Он трубно высморкался в ладонь и, отерев её о траву, повёл рассказ дальше со свойственной пожилым людям прерывистой неспешностью, как бы подразумевающей дальнейшие вопросы и ответы или ещё что-нибудь соучастное:

– Фадеев, между прочим, был единственным, кто на заседании Комитета по Сталинским премиям голосовал против моей кандидатуры. Но всё равно присудили мне, поскольку не его мнение там было главным – задарма только оскандалился… Думаете, почему он покончил с собой? А потому что тоже стало страшно, как Толстому. Хотя у него был другой страх: позлее, чем у графинчика. Как говорится, иное время, иное бремя, но без причины несчастий не приключается. Фадеев же способствовал посадкам о-о-очень многих советских писателей. И травлю устраивал ещё большему количеству людей. А при Хрущёве эти товарищи стали один за другим возвращаться из лагерей. Вот у Сашки в пятьдесят шестом году волей-неволей совесть и взыграла. Умрётся – всё минется, так он рассудил. «Трудно жить с окровавленными руками», – говорил всем. Официальной причиной потом назвали самоубийство из-за алкоголизма. Хотя на самом деле за несколько дней до смерти он прекратил пьянку и начал готовить прощальные письма. А после и – того… кончил себя, спасаясь от страха и срамоты. В Переделкине, на даче, пригласил сторожа, угостил того водкой, а сам выпил стакан простокваши; потом разделся, лёг на кровать и жахнул себе в сердце из нагана, который сохранил ещё с Гражданской. Днём в комнату заглянул его малолетний сын Миша и увидел батьку мёртвым. Рядом – записка: «Ну вот, всё и кончено. Прощай. Саша». Ещё – письмо, надписанное: «В ЦК КПСС». Хрущёва в том письме Фадеев назвал «самодовольным нуворишем от великого ленинского учения» и высказал, что от таких можно ожидать худшего, чем от Сталина, поскольку Иосиф Виссарионыч был хотя бы образованным человеком, а эти – невежды… Хрущёву, само собой, стало обидно – думаю, по его указанию и пропечатали в газетах, что Сашка порешил себя из-за водки. Прежде ни о ком такого не писали открытым текстом, хотя пивали деятели культуры и похлеще… А вскоре после фадеевских похорон среди писателей пошла разгуливать эпиграмма Наума Коржавина:

Проснулась совесть, и раздался выстрел:

Естественный конец соцреалиста.

Он покачал головой:

– Насчёт соцреализма – это Коржавин, конечно, перехлестнул. Нельзя так обобщать и всех мазать одной краской. Но писатели тоже люди, в конце концов. Есть такая черта у нашего народа: любит огульное охаиванье… Эх-хе-хе, горя много, а погибель одна, только нет после неё покаянья!
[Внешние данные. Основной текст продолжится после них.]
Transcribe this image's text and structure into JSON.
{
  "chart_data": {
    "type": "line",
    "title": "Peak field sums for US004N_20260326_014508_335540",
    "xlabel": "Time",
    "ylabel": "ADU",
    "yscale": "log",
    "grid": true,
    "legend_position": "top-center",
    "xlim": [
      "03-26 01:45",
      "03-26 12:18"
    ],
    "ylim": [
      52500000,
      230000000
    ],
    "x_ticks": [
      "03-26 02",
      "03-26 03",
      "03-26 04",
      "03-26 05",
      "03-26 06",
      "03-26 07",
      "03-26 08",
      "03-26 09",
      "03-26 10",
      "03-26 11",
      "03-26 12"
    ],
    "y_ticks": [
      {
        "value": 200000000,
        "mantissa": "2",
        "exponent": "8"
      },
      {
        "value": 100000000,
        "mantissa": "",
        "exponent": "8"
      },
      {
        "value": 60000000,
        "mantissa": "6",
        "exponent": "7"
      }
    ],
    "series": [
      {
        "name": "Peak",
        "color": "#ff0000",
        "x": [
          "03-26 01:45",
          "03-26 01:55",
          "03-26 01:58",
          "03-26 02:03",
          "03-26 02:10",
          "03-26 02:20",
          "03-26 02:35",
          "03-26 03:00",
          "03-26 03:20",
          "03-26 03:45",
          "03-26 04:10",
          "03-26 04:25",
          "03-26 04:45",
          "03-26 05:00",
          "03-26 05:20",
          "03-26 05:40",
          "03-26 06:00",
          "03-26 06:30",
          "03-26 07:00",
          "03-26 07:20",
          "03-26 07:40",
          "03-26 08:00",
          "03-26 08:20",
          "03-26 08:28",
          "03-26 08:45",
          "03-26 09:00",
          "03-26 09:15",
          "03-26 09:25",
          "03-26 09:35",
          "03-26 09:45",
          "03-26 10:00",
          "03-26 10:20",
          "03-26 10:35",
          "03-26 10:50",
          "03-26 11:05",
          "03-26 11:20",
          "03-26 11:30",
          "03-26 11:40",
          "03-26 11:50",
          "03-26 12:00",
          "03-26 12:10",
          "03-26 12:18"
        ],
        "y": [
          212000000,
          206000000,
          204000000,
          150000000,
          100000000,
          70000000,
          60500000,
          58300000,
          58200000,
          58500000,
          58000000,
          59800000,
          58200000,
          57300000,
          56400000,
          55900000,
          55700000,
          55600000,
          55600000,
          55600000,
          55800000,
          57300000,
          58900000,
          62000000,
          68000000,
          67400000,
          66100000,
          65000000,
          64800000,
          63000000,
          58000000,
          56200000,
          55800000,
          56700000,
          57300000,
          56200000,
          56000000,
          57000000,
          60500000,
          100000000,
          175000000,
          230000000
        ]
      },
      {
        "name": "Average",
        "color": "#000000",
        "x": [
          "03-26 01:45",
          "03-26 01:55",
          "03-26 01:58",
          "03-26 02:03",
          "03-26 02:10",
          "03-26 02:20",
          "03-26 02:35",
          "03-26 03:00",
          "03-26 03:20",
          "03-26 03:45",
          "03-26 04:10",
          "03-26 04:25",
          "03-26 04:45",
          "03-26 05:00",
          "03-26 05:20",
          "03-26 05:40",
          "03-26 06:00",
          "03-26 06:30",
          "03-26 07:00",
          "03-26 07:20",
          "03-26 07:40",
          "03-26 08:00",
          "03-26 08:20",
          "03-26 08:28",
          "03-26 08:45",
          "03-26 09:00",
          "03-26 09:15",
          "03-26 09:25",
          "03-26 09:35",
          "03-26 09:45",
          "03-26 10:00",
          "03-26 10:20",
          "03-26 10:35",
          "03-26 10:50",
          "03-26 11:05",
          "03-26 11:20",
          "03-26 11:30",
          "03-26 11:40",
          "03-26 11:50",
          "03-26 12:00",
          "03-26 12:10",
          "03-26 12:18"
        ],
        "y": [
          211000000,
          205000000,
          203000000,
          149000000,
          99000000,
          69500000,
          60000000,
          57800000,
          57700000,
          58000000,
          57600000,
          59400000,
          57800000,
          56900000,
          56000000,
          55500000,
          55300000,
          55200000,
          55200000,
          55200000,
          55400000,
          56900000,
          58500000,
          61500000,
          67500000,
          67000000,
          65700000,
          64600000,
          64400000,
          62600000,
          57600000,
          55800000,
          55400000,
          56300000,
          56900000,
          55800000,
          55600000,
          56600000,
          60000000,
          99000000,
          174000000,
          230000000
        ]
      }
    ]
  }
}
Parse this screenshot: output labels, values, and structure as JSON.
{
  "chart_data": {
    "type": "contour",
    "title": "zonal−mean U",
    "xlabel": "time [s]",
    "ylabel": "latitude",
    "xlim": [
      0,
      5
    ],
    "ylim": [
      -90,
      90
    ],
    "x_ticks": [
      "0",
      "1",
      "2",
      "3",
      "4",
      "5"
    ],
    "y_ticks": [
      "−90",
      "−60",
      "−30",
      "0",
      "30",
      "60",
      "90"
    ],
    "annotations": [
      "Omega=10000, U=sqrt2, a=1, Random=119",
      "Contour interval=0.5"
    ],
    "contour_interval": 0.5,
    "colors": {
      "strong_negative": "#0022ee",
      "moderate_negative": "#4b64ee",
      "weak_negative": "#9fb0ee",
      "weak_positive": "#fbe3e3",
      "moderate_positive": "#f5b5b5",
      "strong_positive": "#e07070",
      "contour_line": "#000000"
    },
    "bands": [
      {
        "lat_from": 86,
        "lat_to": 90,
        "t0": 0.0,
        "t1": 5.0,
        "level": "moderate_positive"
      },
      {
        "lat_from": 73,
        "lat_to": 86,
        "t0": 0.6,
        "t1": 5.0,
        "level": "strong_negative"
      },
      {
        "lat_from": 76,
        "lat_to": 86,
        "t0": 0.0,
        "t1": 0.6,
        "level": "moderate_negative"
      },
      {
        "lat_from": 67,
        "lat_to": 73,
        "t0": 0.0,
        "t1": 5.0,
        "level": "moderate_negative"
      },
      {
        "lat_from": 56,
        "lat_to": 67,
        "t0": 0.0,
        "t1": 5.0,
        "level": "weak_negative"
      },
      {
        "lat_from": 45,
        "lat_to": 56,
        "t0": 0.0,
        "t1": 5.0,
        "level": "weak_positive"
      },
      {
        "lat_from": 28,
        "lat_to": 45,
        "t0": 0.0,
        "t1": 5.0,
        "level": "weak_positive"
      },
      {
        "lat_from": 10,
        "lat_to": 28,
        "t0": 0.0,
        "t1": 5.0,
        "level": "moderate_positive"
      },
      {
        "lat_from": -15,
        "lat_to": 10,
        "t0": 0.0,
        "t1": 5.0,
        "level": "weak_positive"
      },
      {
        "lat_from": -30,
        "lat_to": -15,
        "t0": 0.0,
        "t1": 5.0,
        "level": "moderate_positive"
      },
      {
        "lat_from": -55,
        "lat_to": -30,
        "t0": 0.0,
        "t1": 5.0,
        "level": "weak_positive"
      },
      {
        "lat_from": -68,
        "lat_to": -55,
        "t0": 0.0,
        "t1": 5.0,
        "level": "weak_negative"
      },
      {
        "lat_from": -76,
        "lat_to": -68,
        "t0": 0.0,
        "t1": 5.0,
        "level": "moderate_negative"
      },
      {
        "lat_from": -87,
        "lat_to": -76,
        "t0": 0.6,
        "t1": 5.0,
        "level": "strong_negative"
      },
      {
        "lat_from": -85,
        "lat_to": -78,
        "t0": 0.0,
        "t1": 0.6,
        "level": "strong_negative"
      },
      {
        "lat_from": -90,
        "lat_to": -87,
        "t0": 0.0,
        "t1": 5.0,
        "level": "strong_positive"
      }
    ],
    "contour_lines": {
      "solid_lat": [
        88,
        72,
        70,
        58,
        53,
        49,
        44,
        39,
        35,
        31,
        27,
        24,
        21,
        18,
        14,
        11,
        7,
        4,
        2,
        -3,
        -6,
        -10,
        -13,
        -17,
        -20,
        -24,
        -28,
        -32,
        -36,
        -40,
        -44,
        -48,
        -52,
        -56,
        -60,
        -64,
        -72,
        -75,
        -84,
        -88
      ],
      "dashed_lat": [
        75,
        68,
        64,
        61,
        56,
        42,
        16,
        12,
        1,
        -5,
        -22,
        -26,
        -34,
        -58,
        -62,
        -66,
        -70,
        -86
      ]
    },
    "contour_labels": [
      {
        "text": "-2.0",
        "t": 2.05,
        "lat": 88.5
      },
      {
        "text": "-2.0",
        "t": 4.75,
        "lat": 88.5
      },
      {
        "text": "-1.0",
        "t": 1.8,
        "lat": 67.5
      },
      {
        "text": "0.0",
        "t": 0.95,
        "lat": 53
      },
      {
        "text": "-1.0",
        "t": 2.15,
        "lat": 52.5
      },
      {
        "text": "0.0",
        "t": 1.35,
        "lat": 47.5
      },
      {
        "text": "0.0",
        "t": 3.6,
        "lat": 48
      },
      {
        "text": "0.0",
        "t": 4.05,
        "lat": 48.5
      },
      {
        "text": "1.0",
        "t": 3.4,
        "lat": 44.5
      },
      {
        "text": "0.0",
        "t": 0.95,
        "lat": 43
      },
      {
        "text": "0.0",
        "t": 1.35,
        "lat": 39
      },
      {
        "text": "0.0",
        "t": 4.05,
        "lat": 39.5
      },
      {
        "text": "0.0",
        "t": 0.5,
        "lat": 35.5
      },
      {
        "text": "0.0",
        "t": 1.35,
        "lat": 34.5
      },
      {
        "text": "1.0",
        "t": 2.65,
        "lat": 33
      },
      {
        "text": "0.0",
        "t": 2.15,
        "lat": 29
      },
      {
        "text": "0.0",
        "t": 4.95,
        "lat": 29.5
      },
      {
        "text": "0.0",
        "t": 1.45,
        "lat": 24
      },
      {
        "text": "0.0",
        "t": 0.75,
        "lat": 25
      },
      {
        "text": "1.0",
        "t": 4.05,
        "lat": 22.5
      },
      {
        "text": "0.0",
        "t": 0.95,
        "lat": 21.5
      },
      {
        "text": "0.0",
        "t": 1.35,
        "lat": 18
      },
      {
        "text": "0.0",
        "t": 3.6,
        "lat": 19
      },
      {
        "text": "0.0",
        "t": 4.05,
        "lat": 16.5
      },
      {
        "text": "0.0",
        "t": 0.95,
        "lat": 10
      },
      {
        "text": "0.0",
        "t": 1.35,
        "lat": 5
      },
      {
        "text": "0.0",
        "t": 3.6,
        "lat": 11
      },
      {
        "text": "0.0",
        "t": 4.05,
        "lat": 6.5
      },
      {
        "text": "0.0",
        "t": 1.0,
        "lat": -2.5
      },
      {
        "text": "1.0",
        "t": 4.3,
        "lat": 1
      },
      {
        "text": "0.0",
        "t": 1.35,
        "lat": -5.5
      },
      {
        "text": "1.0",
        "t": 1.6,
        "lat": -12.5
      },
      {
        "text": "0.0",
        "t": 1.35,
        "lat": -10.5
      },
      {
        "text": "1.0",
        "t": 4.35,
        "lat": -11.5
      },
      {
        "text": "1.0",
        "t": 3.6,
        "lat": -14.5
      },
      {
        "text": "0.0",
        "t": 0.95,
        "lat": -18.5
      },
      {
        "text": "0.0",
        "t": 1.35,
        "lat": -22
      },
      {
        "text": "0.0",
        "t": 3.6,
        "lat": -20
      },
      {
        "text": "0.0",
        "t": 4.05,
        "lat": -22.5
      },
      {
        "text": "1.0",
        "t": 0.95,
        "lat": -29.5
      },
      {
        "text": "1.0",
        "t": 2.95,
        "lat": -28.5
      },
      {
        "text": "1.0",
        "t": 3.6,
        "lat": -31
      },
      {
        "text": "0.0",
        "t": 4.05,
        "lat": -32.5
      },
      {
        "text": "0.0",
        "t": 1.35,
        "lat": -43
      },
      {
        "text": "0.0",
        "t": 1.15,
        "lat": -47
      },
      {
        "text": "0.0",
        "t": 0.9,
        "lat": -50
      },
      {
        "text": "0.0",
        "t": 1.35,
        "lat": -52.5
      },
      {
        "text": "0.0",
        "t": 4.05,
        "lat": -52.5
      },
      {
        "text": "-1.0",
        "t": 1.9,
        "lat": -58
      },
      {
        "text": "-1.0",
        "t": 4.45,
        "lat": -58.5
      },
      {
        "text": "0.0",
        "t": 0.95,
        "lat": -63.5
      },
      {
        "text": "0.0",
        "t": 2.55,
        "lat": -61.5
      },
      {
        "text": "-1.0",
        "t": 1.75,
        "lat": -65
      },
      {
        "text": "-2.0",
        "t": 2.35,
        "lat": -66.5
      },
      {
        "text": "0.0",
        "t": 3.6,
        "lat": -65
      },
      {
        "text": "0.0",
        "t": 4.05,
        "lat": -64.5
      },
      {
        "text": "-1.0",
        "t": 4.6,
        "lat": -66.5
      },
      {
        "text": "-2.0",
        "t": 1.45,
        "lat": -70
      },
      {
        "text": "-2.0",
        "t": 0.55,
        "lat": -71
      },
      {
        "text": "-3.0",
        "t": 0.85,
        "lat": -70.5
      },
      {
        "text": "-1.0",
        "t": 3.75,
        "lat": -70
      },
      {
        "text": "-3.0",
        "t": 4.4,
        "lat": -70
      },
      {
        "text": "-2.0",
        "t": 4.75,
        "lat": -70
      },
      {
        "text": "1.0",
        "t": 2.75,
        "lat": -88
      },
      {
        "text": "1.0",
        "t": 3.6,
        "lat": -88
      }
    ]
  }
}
– Так вы ведь, Михаил Лексаныч, тоже просили высшей меры для Синявского и Даниэля, – вставил я.

– Ну, это единственный случай, да и времена в ту пору уже настали совсем не те, чтобы приговаривать писателей к высшей мере. Однако я не отказываюсь от своей гиперболы, которую, заметь, не по-за спинами чужими прошушукал, а заявил с трибуны двадцать третьего съезда партии. Они – настоящие враги советской власти, литературные оборотни. Не зря для публикации за бугром взяли себе псевдонимы: Николай Аржак и Абрам Терц. Чисто перевертни! Следом за такими, как они, поддаются поветрию и нормальные писатели, обезьянничают. Не понимаю я этих псевдонимов: только шкура подколодная, которой есть чего бояться, скрывает свою фамилию, а нормальному автору это зачем? Однако идут на поводу у чуждых тенденций даже те, кто зла умышлять не собираются. К примеру, национальность свою укрыть за псевдонимом – это разве доблесть? Ладно ещё, когда такие, как Даниэль и Синявский стали Аржаком и Терцем, да ещё Саша Гинзбург превратился в Александра Галича, но зачем Роберт Петкевич перекрестился в Рождественского, Эдуард Асадьянц – в Асадова, Давид Кауфман – в Самойлова, а Юрий Визборас – в Визбора? Глупость и слабодушие… А всё эти слюнявские-даниели, они во главе течения встали, как ни крути. Они-то страну и подточили до полного развала, что жуки древесные. А какая страна была! Могучая! Гордая! И, между прочим, больше никогда я к высшей мере не призывал с трибуны. Наоборот, казаков наших, вёшенских, из лап энкаведешников вызволял не раз… До речи, и Синявский был у меня в друзьях. Только не тот, который космополит, а другой, ростовский. И мой заодно – двойной, стало быть, однофамилец.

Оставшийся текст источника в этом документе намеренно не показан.